Educational materials should be chosen based upon (but not limited to) the following criteria:
Is it relevant to the lesson you are teaching?
Is it aligned with the scope & sequence, and other requirements you may be obliged to follow?
Is it appropriate to your students' age(s), interests, level?
Is it inviting to your students, i.e. do you believe that it will capture and hold their attention and interest?
Is it challenging?
Does it have a clear teaching point?
Are you clear on how it will be implemented into the learning environment? Will it be for whole group instruction, small groups, partners, or individuals?
How much time will it take? Is it worth the time you will spend on it?
How much explanation and practice will it take to use? This is important if it is meant to be student-guided. Will you need to devote your attention to it's use, merely available to students who need help, or can students be almost totally independent with it?
Is it durable? Will it withstand all of the use you expect it to get for as long as you need it?
Is it affordable? Will you have to sacrifice other important purchases to get it?

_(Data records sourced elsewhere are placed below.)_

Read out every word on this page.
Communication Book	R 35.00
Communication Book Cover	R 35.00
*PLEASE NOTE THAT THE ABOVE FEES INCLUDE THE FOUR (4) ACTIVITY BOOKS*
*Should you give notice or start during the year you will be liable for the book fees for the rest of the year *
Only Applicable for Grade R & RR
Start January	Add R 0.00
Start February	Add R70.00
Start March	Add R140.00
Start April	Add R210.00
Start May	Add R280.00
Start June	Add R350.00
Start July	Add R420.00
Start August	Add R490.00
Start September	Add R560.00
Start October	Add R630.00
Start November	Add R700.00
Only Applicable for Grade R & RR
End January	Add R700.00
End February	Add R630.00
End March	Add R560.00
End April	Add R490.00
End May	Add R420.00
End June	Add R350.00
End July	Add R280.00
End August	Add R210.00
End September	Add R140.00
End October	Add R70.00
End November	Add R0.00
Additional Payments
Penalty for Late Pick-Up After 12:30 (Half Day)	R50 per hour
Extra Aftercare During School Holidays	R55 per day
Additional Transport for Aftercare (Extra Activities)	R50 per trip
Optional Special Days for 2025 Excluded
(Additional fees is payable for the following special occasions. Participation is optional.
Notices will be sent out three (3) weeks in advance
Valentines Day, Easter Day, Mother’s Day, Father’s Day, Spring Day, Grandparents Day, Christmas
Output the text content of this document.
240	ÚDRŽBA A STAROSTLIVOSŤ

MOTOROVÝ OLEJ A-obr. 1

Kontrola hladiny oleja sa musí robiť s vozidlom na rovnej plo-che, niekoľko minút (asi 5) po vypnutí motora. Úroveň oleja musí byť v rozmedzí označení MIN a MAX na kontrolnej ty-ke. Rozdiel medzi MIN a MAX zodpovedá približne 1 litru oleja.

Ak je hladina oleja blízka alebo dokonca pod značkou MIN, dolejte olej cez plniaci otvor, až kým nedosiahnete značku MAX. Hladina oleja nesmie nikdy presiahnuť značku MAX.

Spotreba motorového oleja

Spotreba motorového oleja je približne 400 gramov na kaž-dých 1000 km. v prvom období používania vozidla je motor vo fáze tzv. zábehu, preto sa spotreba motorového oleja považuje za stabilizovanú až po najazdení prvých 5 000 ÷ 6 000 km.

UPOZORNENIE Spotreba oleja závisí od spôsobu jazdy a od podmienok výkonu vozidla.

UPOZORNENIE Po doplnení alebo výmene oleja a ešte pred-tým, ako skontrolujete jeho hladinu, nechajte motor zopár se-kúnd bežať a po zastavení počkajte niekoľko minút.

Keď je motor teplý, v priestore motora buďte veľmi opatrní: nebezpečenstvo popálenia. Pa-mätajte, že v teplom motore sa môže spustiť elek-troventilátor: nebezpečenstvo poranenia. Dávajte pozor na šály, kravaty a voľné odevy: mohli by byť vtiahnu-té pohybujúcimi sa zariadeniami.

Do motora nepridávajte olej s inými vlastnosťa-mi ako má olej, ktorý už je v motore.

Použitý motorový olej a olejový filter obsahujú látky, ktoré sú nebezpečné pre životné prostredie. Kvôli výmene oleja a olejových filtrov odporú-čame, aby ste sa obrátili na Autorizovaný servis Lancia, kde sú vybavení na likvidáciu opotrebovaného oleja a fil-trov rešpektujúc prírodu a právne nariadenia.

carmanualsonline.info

Is it something that you could borrow from your campus resources, i.e., library, laboratory, supply room, a/v dept, etc.?
Is it something you could create yourself, or your students could learn from creating themselves?
Is it safe to use?
Will it much time and effort to put it away or clean it, or clean it up?
Do you have adequate storage space for it? Do you have a plan for storing it?
Will it be shared? If so, will you have adequate time to use it? Can you trust those you are sharing it with to give you the time needed while extending the same courtesy to them? Do you feel confident that it will be returned in usable condition if this is expected?
Are you enthusiastic about sharing it with your students?
Can you use it to extend the lesson in a new direction that would be useful to you? This is a nice bonus?
Will it appeal to the students' sense of humor? Provide them with a memory device? Provide visual aids? Anything else that would make it very appealing?
Will student's take it home? What will be you method of loaning it to students? Do you have a plan if it is not returned? Does your institution allow/support this plan?
Does it require a power source? Do you have an adequate number of power outlets in accessible places or an adequate battery supply for the life of the material you are purchasing?
What will be your rules for students using this purchase? Will it be for teacher use only, used by students in class or outside of class?
If it will be an assignment, do you have a clear picture of how it will be turned in or graded?
If students are to write on it, is there adequate space for the answer you expect?
If it is to be copied, is there enough contrast to make it clear? Color backgrounds, illustrations, photos, and light font do not copy well.
How reliant would you be on this purchase? If it were to become unusable, would you have a backup plan?
How many will you need? One for the class, one for each student or group?
Is it a high theft item? If so, is there a place you can lock it up?
Has it won any awards that would increase you confidence in purchasing it? Do you know anyone who has purchased it that could recommend it?
Will it be implemented into a teaching theme (seasonal, holiday, subject) or color coding system that may affect which variety you buy?
Are there any restrictions (by the manufacturer, the government or your employer) for using it that would affect your freedom to use it as you wish?
If you find yourself teaching another subject or population, will it be useful to you then?
What is the source of funding for this purchase? Personal, fundraiser, class or departmental budget, donation, etc. Are you clear on whose property the purchase becomes with each funding source? Will this affect how you choose to purchase it?
Is your item available at a discount from a used source (Half Price Books, Amazon, garage sales, Craig's List, etc.)
Can you get a discount if you buy in bulk?
Does the item tempt students to misuse it in such a way that it becomes a distraction or discipline problem?
If it cannot be used by all your students at once, is something planned for those who are not be using yet?
Does it celebrate human diversity? Is it insensitive toward any student or group of students you may teach? Is it empowering? Does it have a good universal message?
Does it invite problem solving capabilities? Does it allow for the talents of many types of students to come into play?
Is it adaptable for optimum use by students who are in special populations, i.e., gifted, English language learners, struggling readers, etc...
Does it offer a format for use that would provide a new experience within your classroom? CD-ROM, manipulatives, big books, models, realia, video, learning games, music, tactile, movement, that isn't yet overdone?
Does it allow for creativity and alternate solutions?
Does it require additional equipment in order to be used safely, effectively, or fully? Do you have access to these?
These are just some of the many things that should be considered when making educational material purchases. Of course they will not all apply to each purchase you make, but I'm hoping this'll help get you thinking of even more of your own important things to consider when making an educational material purchase. Good luck!